PHOTO: NG ENG HEN / FACEBOOK
The Defence Science Technology Agency (DSTA) Integrated Complex was officially opened by Defence Minister Ng Eng Hen (centre) on Tuesday (March 29).

SINGAPORE - Some 3,000 defence engineers and technical staff now work out of spanking new premises, which will house Singapore's top brains in defence technology.

The Defence Science Technology Agency (DSTA) Integrated Complex along Depot Road will bring the Republic's defence engineers under one roof, allowing them to work seamlessly with one another. Previously,they were spread over three locations, including Depot Road, Bukit Merah and Science Park.
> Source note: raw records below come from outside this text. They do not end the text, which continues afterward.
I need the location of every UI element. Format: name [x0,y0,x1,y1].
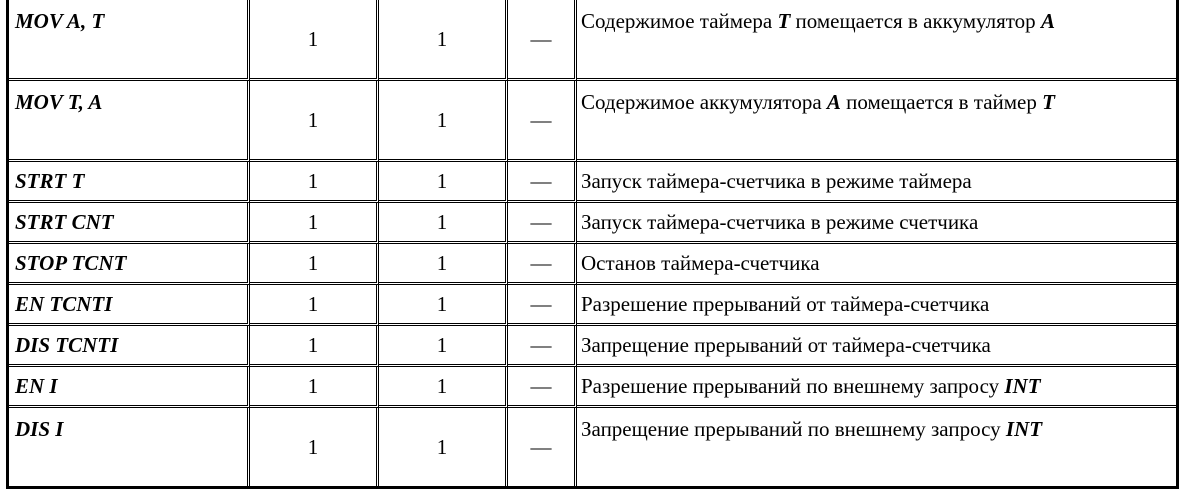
cycles-cell: 1 [379,244,508,285]
description-emphasis: A [1040,9,1055,33]
bytes-cell: 1 [250,326,379,367]
cycles-cell: 1 [379,0,508,81]
table-row [9,367,1176,408]
description-cell [577,326,1176,367]
description-text: Запрещение прерываний по внешнему запросу [581,417,1006,441]
mnemonic-cell: MOV T, A [9,81,250,162]
description-emphasis: INT [1004,374,1041,398]
instruction-table-frame [6,0,1179,489]
mnemonic-cell: DIS TCNTI [9,326,250,367]
mnemonic-cell: EN I [9,367,250,408]
table-row [9,244,1176,285]
instruction-table [9,0,1176,486]
mnemonic-cell: STRT T [9,162,250,203]
description-text: Запуск таймера-счетчика в режиме счетчика [581,210,979,234]
table-row [9,162,1176,203]
bytes-cell: 1 [250,203,379,244]
description-cell [577,203,1176,244]
description-text: помещается в таймер [840,90,1043,114]
flags-cell: — [508,0,577,81]
cycles-cell: 1 [379,367,508,408]
cycles-cell: 1 [379,81,508,162]
flags-cell: — [508,203,577,244]
mnemonic-cell: EN TCNTI [9,285,250,326]
description-text: Запуск таймера-счетчика в режиме таймера [581,169,972,193]
instruction-table-body [9,0,1176,486]
description-cell [577,244,1176,285]
mnemonic-cell: MOV A, T [9,0,250,81]
mnemonic-cell: STRT CNT [9,203,250,244]
table-row [9,408,1176,486]
table-row [9,326,1176,367]
bytes-cell: 1 [250,244,379,285]
mnemonic-cell: DIS I [9,408,250,486]
description-text: Содержимое аккумулятора [581,90,827,114]
description-cell [577,408,1176,486]
description-emphasis: T [1042,90,1055,114]
description-cell [577,162,1176,203]
bytes-cell: 1 [250,285,379,326]
description-cell [577,367,1176,408]
description-text: Останов таймера-счетчика [581,251,820,275]
bytes-cell: 1 [250,0,379,81]
bytes-cell: 1 [250,81,379,162]
description-text: Разрешение прерываний по внешнему запросу [581,374,1005,398]
table-row [9,203,1176,244]
cycles-cell: 1 [379,408,508,486]
cycles-cell: 1 [379,326,508,367]
flags-cell: — [508,81,577,162]
description-cell [577,285,1176,326]
bytes-cell: 1 [250,367,379,408]
description-text: Разрешение прерываний от таймера-счетчика [581,292,990,316]
description-cell [577,81,1176,162]
bytes-cell: 1 [250,162,379,203]
bytes-cell: 1 [250,408,379,486]
description-emphasis: INT [1005,417,1043,441]
mnemonic-cell: STOP TCNT [9,244,250,285]
description-text: помещается в аккумулятор [790,9,1041,33]
cycles-cell: 1 [379,203,508,244]
flags-cell: — [508,244,577,285]
description-cell [577,0,1176,81]
description-emphasis: T [777,9,791,33]
cycles-cell: 1 [379,162,508,203]
flags-cell: — [508,326,577,367]
cycles-cell: 1 [379,285,508,326]
description-emphasis: A [826,90,841,114]
table-row [9,0,1176,81]
flags-cell: — [508,408,577,486]
description-text: Запрещение прерываний от таймера-счетчика [581,333,991,357]
description-text: Содержимое таймера [581,9,778,33]
table-row [9,81,1176,162]
flags-cell: — [508,285,577,326]
flags-cell: — [508,162,577,203]
table-row [9,285,1176,326]
flags-cell: — [508,367,577,408]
But the new 12-storey building, spanning three football fields, is not about creating a space that is big enough to house everyone, said DSTA chief executive Tan Peng Yam.

It is aimed at promoting and fostering team work, he added.

The new building was officially opened by Defence Minister Ng Eng Hen on Tuesday (March 29).

Given today's security threats from extremists, cyber warfare, biological pandemics and hybrid warfare, Dr Ng said defence engineers and scientists need to take a cross-disciplinary approach to problem-solving and innovation.

He said the design of the building will "break down the barriers" between engineers, technologists and the Singapore Armed Forces (SAF).

Noting that this year also marks 50 years since Singapore's defence technology community was set up, Dr Ng credited the community players who "dared to dream big and work hard to achieve their goals".

He said that DSTA boosted the Republic's defence science capabilities which proved invaluable in upgrading and building not just discrete components of the Singapore Armed Forces but also integrating them to multiply their effectiveness.

With a "significant and permanent reduction" in the SAF's manpower pool after 2030, the military will increasingly use more robotics and unmanned platforms, said Dr Ng, urging defence engineers to continue to build up the armed forces.